Oui, dans une pièce qui s’appelle Secret de famille, avec notamment Xavier Deluc. Je suis en pleine tournée en France, en Suisse et en Belgique et je dois dire que je prends énormément de plaisir. C’est la première fois que je joue une comédie sur scène, parce que j’ai déjà fait du théâtre deux fois, mais c’était plutôt dans des registres dramatiques. C’est extrêmement gratifiant et ça me regonfle le moral d’entendre les gens rire, de communiquer cette bonne humeur. Je joue un personnage assez extraverti, une femme, une quinca bien dans sa peau, qui a envie de revenir sur le devant de la scène. C’est une façon de jouer différente, on a tout de suite le feedback du public, on peut pas tricher on peut pas refaire la prise, je dois rester hyper concentrée pendant une heure et demie voire deux heures sur scène sans que personne nous dise « Coupez ! » alors que la concentration au cinéma est tellement plus difficile à obtenir… On tourne l’entrée dans le bar un jour et quinze jours plus tard ce qui se passe à l’intérieur du bar dans un autre décor il faut retrouver la même émotion se souvenir dans quel état d’esprit on était… J’adore l’esprit de troupe et je le trouve plus important au théâtre parce qu’on est tous dans le même bateau en même temps, s’il y en a un qui coule, tout le monde coule, donc on est tous là pour se repêcher les uns les autres. J’adore aussi cette vie de troubadour, c’est la première fois que je fais une tournée. Aller de ville en ville, les voyages, on est ensemble, on arrive dans une ville, on découvre un nouveau théâtre, les coulisses, la vie dans les coulisses, c’est foisonnant, je teste le son dans la salle, on se prépare, on se maquille, on s’habille, moi je fais mes vocalises, tu t’aides dans les couloirs. Après le spectacle on a tout de suite les opinions du public parce qu’on fait une signature de dédicace systématiquement après chaque représentation. On nous installe comme ça une grande table et on signe des autographes avec les petites affiches et c’est formidable d’aller à la rencontre des gens comme ça carrément et vous vous rendez compte que votre popularité existe toujours.

Vraiment ? Parce que moi je dis que je vous rencontre aujourd’hui, c’est dingue car personne ne vous a oublié.

Oui, ça me touche tellement. Franchement, ça me touche et ça me surprend, ça fait tellement longtemps que je n’ai pas été médiatisée.

Vous refusez des films ou alors, au contraire, vous attendez qu’on vous en propose ?

Je ne me permettrais pas de refuser… Non, non, non.
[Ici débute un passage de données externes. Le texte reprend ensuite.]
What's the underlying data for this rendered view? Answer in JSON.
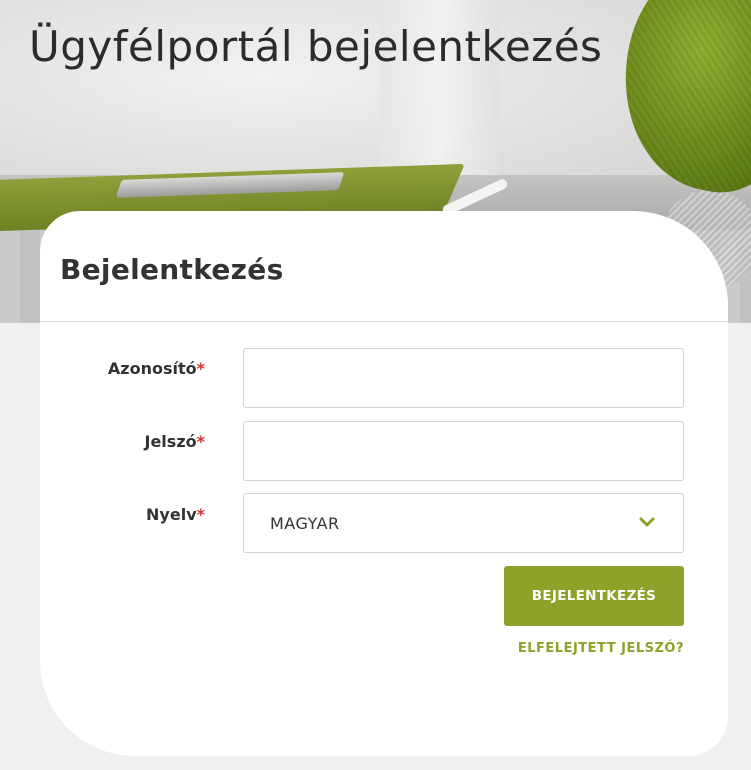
{
  "page": {
    "title": "Ügyfélportál bejelentkezés"
  },
  "login_card": {
    "title": "Bejelentkezés",
    "fields": [
      {
        "label": "Azonosító",
        "required_marker": "*",
        "value": "",
        "placeholder": ""
      },
      {
        "label": "Jelszó",
        "required_marker": "*",
        "value": "",
        "placeholder": ""
      },
      {
        "label": "Nyelv",
        "required_marker": "*",
        "selected": "MAGYAR",
        "icon": "chevron-down-icon"
      }
    ],
    "submit_label": "BEJELENTKEZÉS",
    "forgot_password_label": "ELFELEJTETT JELSZÓ?"
  },
  "colors": {
    "accent": "#8fa129",
    "required": "#d0362c",
    "text": "#333333",
    "background": "#f0f0f0"
  }
}
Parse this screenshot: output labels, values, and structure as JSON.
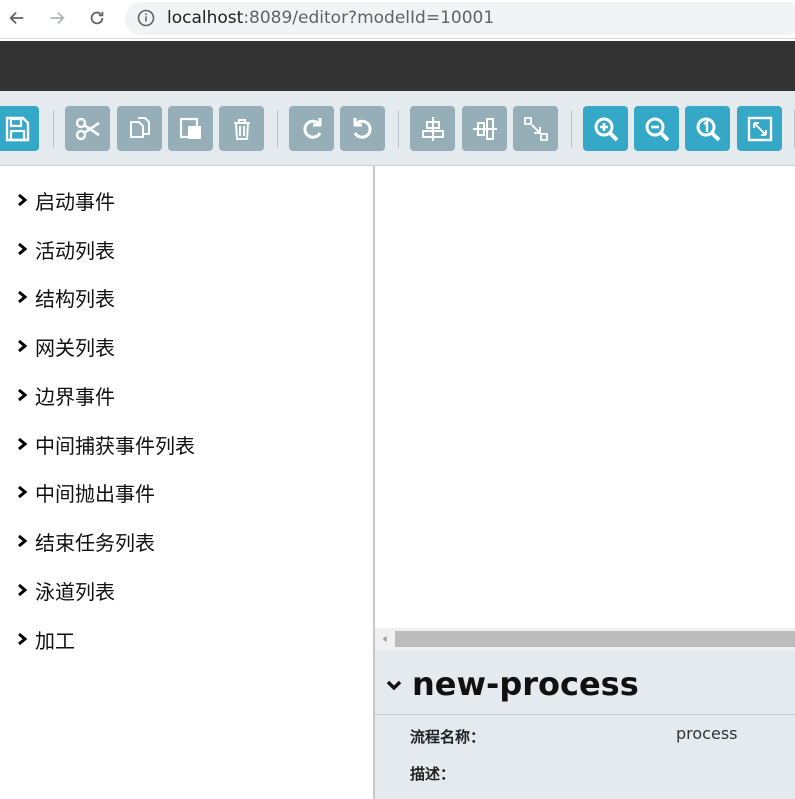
{
  "browser": {
    "url_host": "localhost",
    "url_path": ":8089/editor?modelId=10001"
  },
  "toolbar": {
    "buttons": [
      {
        "name": "save",
        "icon": "save-icon",
        "color": "blue"
      },
      {
        "name": "cut",
        "icon": "scissors-icon",
        "color": "gray"
      },
      {
        "name": "copy",
        "icon": "copy-icon",
        "color": "gray"
      },
      {
        "name": "paste",
        "icon": "paste-icon",
        "color": "gray"
      },
      {
        "name": "delete",
        "icon": "trash-icon",
        "color": "gray"
      },
      {
        "name": "redo",
        "icon": "redo-icon",
        "color": "gray"
      },
      {
        "name": "undo",
        "icon": "undo-icon",
        "color": "gray"
      },
      {
        "name": "align-vertical",
        "icon": "align-vertical-icon",
        "color": "gray"
      },
      {
        "name": "align-horizontal",
        "icon": "align-horizontal-icon",
        "color": "gray"
      },
      {
        "name": "same-size",
        "icon": "resize-icon",
        "color": "gray"
      },
      {
        "name": "zoom-in",
        "icon": "zoom-in-icon",
        "color": "blue"
      },
      {
        "name": "zoom-out",
        "icon": "zoom-out-icon",
        "color": "blue"
      },
      {
        "name": "zoom-actual",
        "icon": "zoom-actual-icon",
        "color": "blue"
      },
      {
        "name": "zoom-fit",
        "icon": "fit-screen-icon",
        "color": "blue"
      }
    ],
    "colors": {
      "gray": "#95aeb7",
      "blue": "#35a8c8",
      "background": "#e5eaee"
    }
  },
  "palette": {
    "items": [
      {
        "label": "启动事件"
      },
      {
        "label": "活动列表"
      },
      {
        "label": "结构列表"
      },
      {
        "label": "网关列表"
      },
      {
        "label": "边界事件"
      },
      {
        "label": "中间捕获事件列表"
      },
      {
        "label": "中间抛出事件"
      },
      {
        "label": "结束任务列表"
      },
      {
        "label": "泳道列表"
      },
      {
        "label": "加工"
      }
    ]
  },
  "properties": {
    "title": "new-process",
    "fields": [
      {
        "label": "流程名称：",
        "value": "process"
      },
      {
        "label": "描述：",
        "value": ""
      }
    ]
  }
}
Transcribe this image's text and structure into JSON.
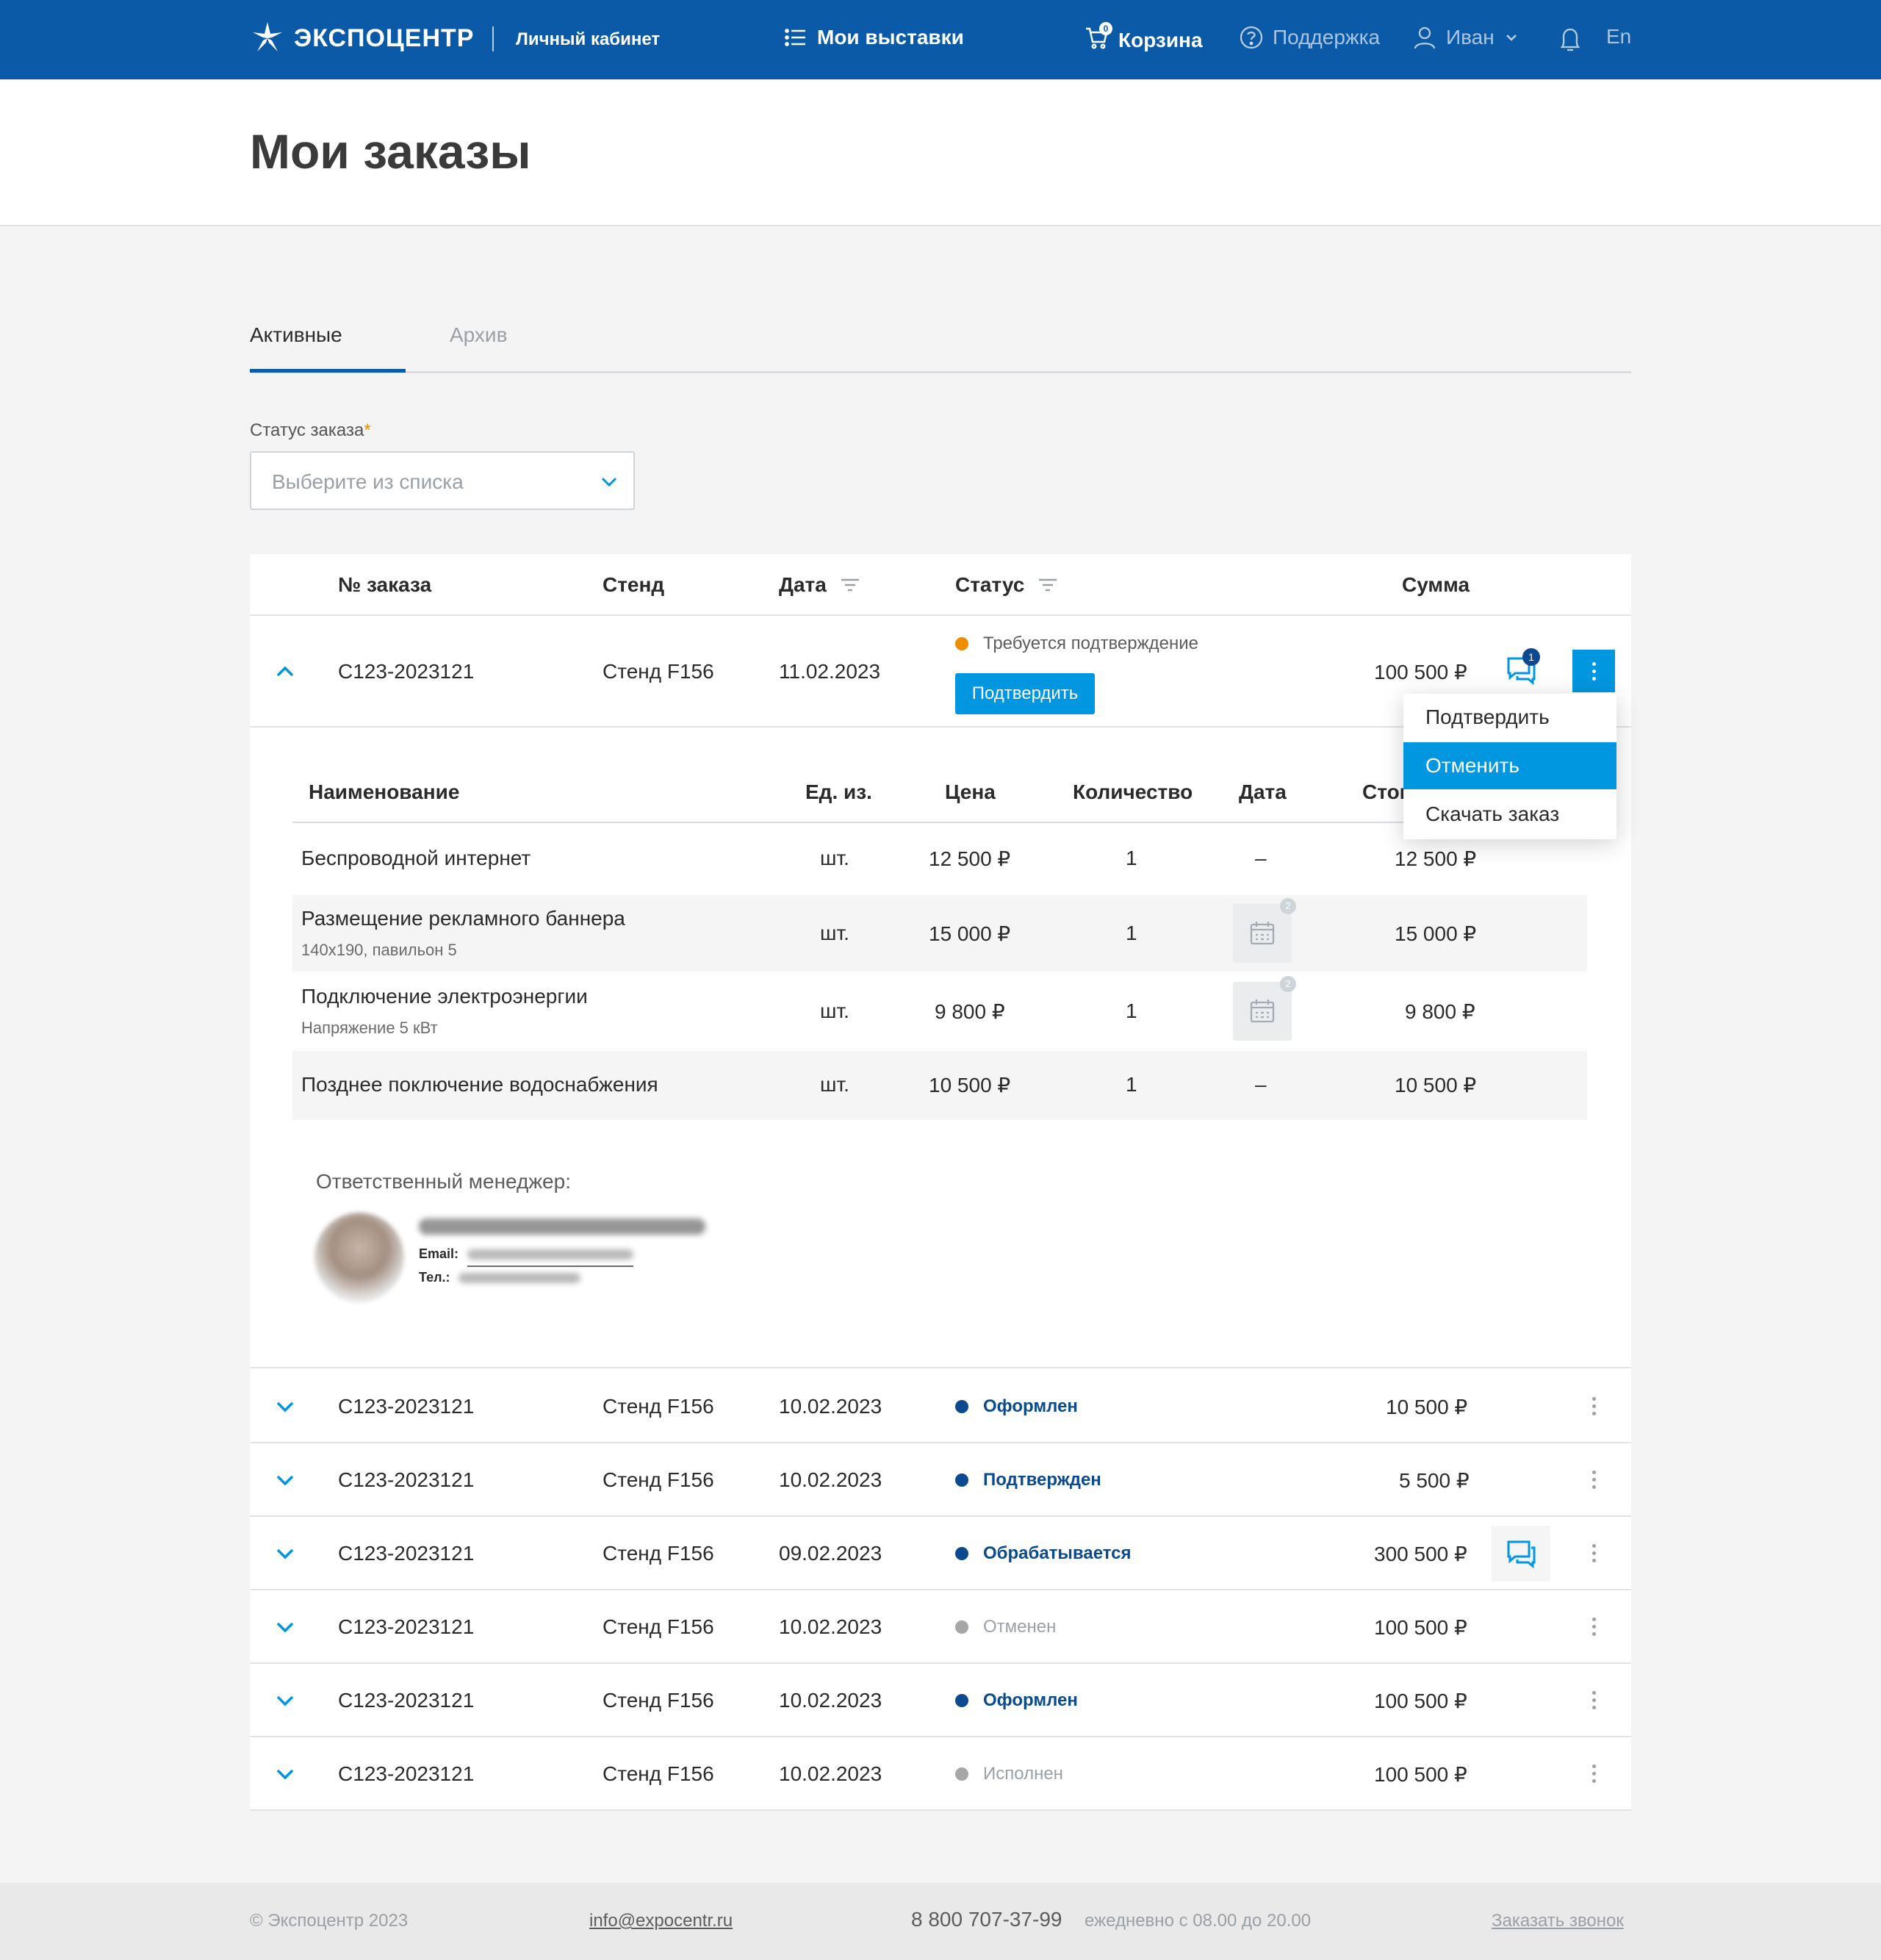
{
  "header": {
    "brand": "ЭКСПОЦЕНТР",
    "cabinet": "Личный кабинет",
    "nav": {
      "exhibitions": "Мои выставки",
      "cart": "Корзина",
      "cart_count": "0",
      "support": "Поддержка",
      "user": "Иван",
      "lang": "En"
    }
  },
  "page": {
    "title": "Мои заказы"
  },
  "tabs": {
    "active": "Активные",
    "archive": "Архив"
  },
  "filter": {
    "label": "Статус заказа",
    "required_mark": "*",
    "placeholder": "Выберите из списка"
  },
  "table": {
    "headers": {
      "number": "№ заказа",
      "stand": "Стенд",
      "date": "Дата",
      "status": "Статус",
      "sum": "Сумма"
    },
    "orders": [
      {
        "number": "С123-2023121",
        "stand": "Стенд F156",
        "date": "11.02.2023",
        "status": "Требуется подтверждение",
        "sum": "100 500 ₽",
        "chat_count": "1"
      },
      {
        "number": "С123-2023121",
        "stand": "Стенд F156",
        "date": "10.02.2023",
        "status": "Оформлен",
        "sum": "10 500 ₽"
      },
      {
        "number": "С123-2023121",
        "stand": "Стенд F156",
        "date": "10.02.2023",
        "status": "Подтвержден",
        "sum": "5 500 ₽"
      },
      {
        "number": "С123-2023121",
        "stand": "Стенд F156",
        "date": "09.02.2023",
        "status": "Обрабатывается",
        "sum": "300 500 ₽"
      },
      {
        "number": "С123-2023121",
        "stand": "Стенд F156",
        "date": "10.02.2023",
        "status": "Отменен",
        "sum": "100 500 ₽"
      },
      {
        "number": "С123-2023121",
        "stand": "Стенд F156",
        "date": "10.02.2023",
        "status": "Оформлен",
        "sum": "100 500 ₽"
      },
      {
        "number": "С123-2023121",
        "stand": "Стенд F156",
        "date": "10.02.2023",
        "status": "Исполнен",
        "sum": "100 500 ₽"
      }
    ],
    "confirm_button": "Подтвердить"
  },
  "details": {
    "headers": {
      "name": "Наименование",
      "unit": "Ед. из.",
      "price": "Цена",
      "qty": "Количество",
      "date": "Дата",
      "cost": "Стоимость"
    },
    "items": [
      {
        "name": "Беспроводной интернет",
        "sub": "",
        "unit": "шт.",
        "price": "12 500 ₽",
        "qty": "1",
        "date": "–",
        "cost": "12 500 ₽"
      },
      {
        "name": "Размещение рекламного баннера",
        "sub": "140х190, павильон 5",
        "unit": "шт.",
        "price": "15 000 ₽",
        "qty": "1",
        "date_badge": "2",
        "cost": "15 000 ₽"
      },
      {
        "name": "Подключение электроэнергии",
        "sub": "Напряжение 5 кВт",
        "unit": "шт.",
        "price": "9 800 ₽",
        "qty": "1",
        "date_badge": "2",
        "cost": "9 800 ₽"
      },
      {
        "name": "Позднее поключение водоснабжения",
        "sub": "",
        "unit": "шт.",
        "price": "10 500 ₽",
        "qty": "1",
        "date": "–",
        "cost": "10 500 ₽"
      }
    ],
    "manager": {
      "label": "Ответственный менеджер:",
      "email_label": "Email:",
      "phone_label": "Тел.:"
    }
  },
  "menu": {
    "confirm": "Подтвердить",
    "cancel": "Отменить",
    "download": "Скачать заказ"
  },
  "footer": {
    "copyright": "© Экспоцентр 2023",
    "email": "info@expocentr.ru",
    "phone": "8 800 707-37-99",
    "hours": "ежедневно с 08.00 до 20.00",
    "callback": "Заказать звонок"
  },
  "colors": {
    "brand": "#0b5aa8",
    "accent": "#0096e0",
    "status_pending": "#f08c00",
    "status_active": "#0b4a8f",
    "status_gray": "#a6a6a6"
  }
}
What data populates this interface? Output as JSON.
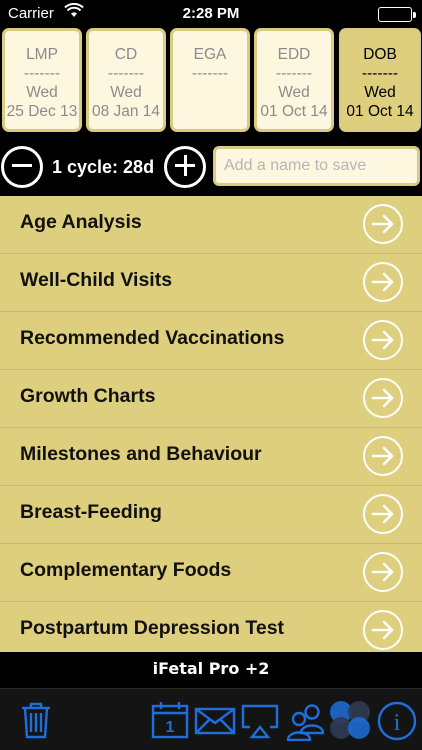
{
  "status_bar": {
    "carrier": "Carrier",
    "time": "2:28 PM"
  },
  "cards": [
    {
      "label": "LMP",
      "dash": "-------",
      "day": "Wed",
      "date": "25 Dec 13",
      "selected": false
    },
    {
      "label": "CD",
      "dash": "-------",
      "day": "Wed",
      "date": "08 Jan 14",
      "selected": false
    },
    {
      "label": "EGA",
      "dash": "-------",
      "day": "",
      "date": "",
      "selected": false
    },
    {
      "label": "EDD",
      "dash": "-------",
      "day": "Wed",
      "date": "01 Oct 14",
      "selected": false
    },
    {
      "label": "DOB",
      "dash": "-------",
      "day": "Wed",
      "date": "01 Oct 14",
      "selected": true
    }
  ],
  "cycle": {
    "text": "1 cycle: 28d"
  },
  "name_field": {
    "placeholder": "Add a name to save",
    "value": ""
  },
  "menu": [
    {
      "label": "Age Analysis"
    },
    {
      "label": "Well-Child Visits"
    },
    {
      "label": "Recommended Vaccinations"
    },
    {
      "label": "Growth Charts"
    },
    {
      "label": "Milestones and Behaviour"
    },
    {
      "label": "Breast-Feeding"
    },
    {
      "label": "Complementary Foods"
    },
    {
      "label": "Postpartum Depression Test"
    }
  ],
  "footer": {
    "title": "iFetal Pro +2"
  },
  "toolbar": {
    "icons": [
      "trash-icon",
      "calendar-icon",
      "mail-icon",
      "airplay-icon",
      "contacts-icon",
      "circles-icon",
      "info-icon"
    ],
    "calendar_number": "1",
    "info_glyph": "i"
  },
  "colors": {
    "accent_gold": "#ddcf7e",
    "card_bg": "#fdf7e0",
    "icon_blue": "#1e6fdc"
  }
}
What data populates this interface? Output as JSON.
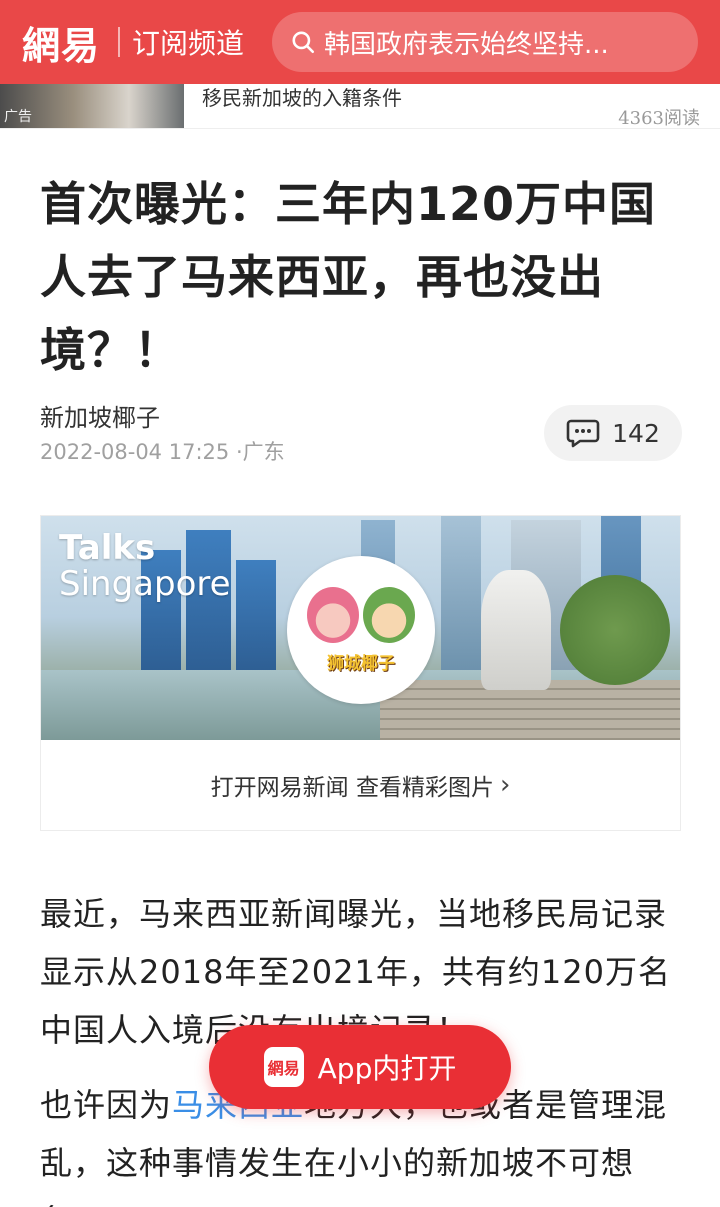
{
  "header": {
    "logo": "網易",
    "channel": "订阅频道",
    "search_text": "韩国政府表示始终坚持..."
  },
  "ad": {
    "label": "广告",
    "title": "移民新加坡的入籍条件",
    "reads": "4363阅读"
  },
  "article": {
    "title": "首次曝光：三年内120万中国人去了马来西亚，再也没出境？！",
    "author": "新加坡椰子",
    "datetime": "2022-08-04 17:25",
    "location": "·广东",
    "comment_count": "142"
  },
  "image_card": {
    "overlay_line1": "Talks",
    "overlay_line2": "Singapore",
    "badge_text": "狮城椰子",
    "cta": "打开网易新闻 查看精彩图片"
  },
  "body": {
    "p1": "最近，马来西亚新闻曝光，当地移民局记录显示从2018年至2021年，共有约120万名中国人入境后没有出境记录！",
    "p2_before": "也许因为",
    "p2_link": "马来西亚",
    "p2_after": "地方大，也或者是管理混乱，这种事情发生在小小的新加坡不可想象。"
  },
  "open_app": {
    "logo": "網易",
    "label": "App内打开"
  },
  "colors": {
    "brand_red": "#e94848",
    "button_red": "#e92f35",
    "link_blue": "#3a8ee6"
  }
}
Je dois dire que je n’ai pas beaucoup de propositions pour être tout à fait honnête avec vous, mais je fais des belles rencontres. Là, dernièrement, j’ai tourné dans un long métrage, film d’époque, tourné avec un mini budget et justement j’ai retrouvé cet esprit de troupe dont je vous parlais, que je trouve au théâtre. On tournait dans un château, c’est une adaptation d’un roman de George Sand qui s’appelle Marianne. Le metteur en scène m’avait prévenu, il m’a dit on tourne en trois semaines, en équipe réduite, dans un château, on dort dans un gîte. J’ai dit banco, allez on y va, super, génial. Et j’ai retrouvé les premiers émois de mes premiers tournages. Tout le monde met la main à la pâte, moi je faisais répéter les jeunes comédiens entre les prises, je leur donnais des conseils, on s’amusait. C’était hyper rafraîchissant.

Merci à Valérie Kaprisky et à François Vila qui a rendu possible cette rencontre.